The Beige Book said, “Economic activity contracted sharply and abruptly across all regions in the United States as a result of the COVID-19 pandemic.” There were pockets of ongoing activity – like food production and medical products – but anything that might be considered nonessential was feeling the impact of social distancing and efforts to thwart the spread of the coronavirus. The Beige Book continued, “All Districts reported highly uncertain outlooks among business contacts, with most expecting conditions to worsen in the next several months.”
While the Beige Book occasionally has a one- or two-off downward tone – generally due to a natural disaster that affects a large area – it is usually short-term impacts followed by an immediate return to growth. This time around it looks to be more entrenched. A sharp decline in the tone of the Beige Book can signal the onset of a recession. I would say that is true this at this time. The Beige Book doesn’t signal how long or deep a recession will be, but it is an excellent coincident indicator of when one has arrived. The available hard economic data is certainly pointing that way. I anticipate further March and April data will confirm what the anecdotal evidence that the Beige Book is providing – the US is in a recession.
The Beige Book said, “Employment declined in all Districts, steeply in many cases.” Some of the layoffs were intended to be temporary and businesses “hoped to reverse once business activity resumes.” However, “The near-term outlook was for more job cuts in coming months. No District reported upward wage pressures. Most cited general wage softening and salary cuts except for high-demand sectors such as grocery stores that were awarding temporary “hardship” or “appreciation” pay increases.”

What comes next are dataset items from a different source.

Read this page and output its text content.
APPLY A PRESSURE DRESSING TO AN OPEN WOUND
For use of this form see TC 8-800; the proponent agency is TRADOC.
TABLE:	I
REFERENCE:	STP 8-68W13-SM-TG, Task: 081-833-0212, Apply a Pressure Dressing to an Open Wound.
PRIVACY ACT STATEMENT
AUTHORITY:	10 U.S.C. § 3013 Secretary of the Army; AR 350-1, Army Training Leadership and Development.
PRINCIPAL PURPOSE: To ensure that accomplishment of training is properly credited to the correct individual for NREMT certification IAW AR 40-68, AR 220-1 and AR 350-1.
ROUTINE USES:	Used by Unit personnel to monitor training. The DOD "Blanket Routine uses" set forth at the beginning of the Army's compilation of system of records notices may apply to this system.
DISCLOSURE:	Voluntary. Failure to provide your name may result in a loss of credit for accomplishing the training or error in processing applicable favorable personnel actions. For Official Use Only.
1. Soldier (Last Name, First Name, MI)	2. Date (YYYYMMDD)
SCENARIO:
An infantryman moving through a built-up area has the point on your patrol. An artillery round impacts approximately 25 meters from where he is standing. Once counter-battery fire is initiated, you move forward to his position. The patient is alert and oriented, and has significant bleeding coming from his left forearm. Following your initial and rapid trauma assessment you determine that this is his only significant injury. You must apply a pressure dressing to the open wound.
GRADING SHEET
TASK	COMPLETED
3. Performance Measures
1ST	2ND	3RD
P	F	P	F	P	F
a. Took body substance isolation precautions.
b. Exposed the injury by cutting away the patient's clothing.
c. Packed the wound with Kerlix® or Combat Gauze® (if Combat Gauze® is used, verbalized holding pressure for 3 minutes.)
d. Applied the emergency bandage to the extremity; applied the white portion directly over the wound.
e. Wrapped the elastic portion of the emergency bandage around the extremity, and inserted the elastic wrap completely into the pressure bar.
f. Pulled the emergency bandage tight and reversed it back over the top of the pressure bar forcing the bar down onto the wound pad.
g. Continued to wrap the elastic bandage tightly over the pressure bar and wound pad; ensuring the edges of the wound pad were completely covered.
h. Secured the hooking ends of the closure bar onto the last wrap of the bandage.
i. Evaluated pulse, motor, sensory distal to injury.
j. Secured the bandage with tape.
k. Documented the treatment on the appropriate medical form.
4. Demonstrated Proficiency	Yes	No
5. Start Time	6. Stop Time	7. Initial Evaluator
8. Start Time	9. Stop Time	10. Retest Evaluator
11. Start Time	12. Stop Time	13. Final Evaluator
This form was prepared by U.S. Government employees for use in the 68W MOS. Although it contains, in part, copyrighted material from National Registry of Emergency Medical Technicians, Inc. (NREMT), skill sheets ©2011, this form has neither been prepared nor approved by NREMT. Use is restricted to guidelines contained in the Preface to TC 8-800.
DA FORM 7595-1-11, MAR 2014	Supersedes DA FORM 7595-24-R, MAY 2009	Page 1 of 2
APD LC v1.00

There was no sign of upward price pressures. In fact, the Beige Book said, “The general direction of price inflation was down for both selling prices and non-labor input prices, as Districts reported either slowing price growth, flat prices, or modest to moderate declines in prices on balance.” Price declines in the energy sector were particularly pronounced. There were a few commodities and services that had significant price increases, notably freight, some agricultural commodities, and consumer goods.
When the FOMC meets on April 28-29, their deliberations will start to move past the emergency measures implemented to shore up the financial system and ensure that credit is available as much and where it is needed. It is probably too soon for them to discuss in depth how monetary policy can aid in the recovery, but Fed policymakers will have more information than they did and will start to frame their forecasts for the coming months.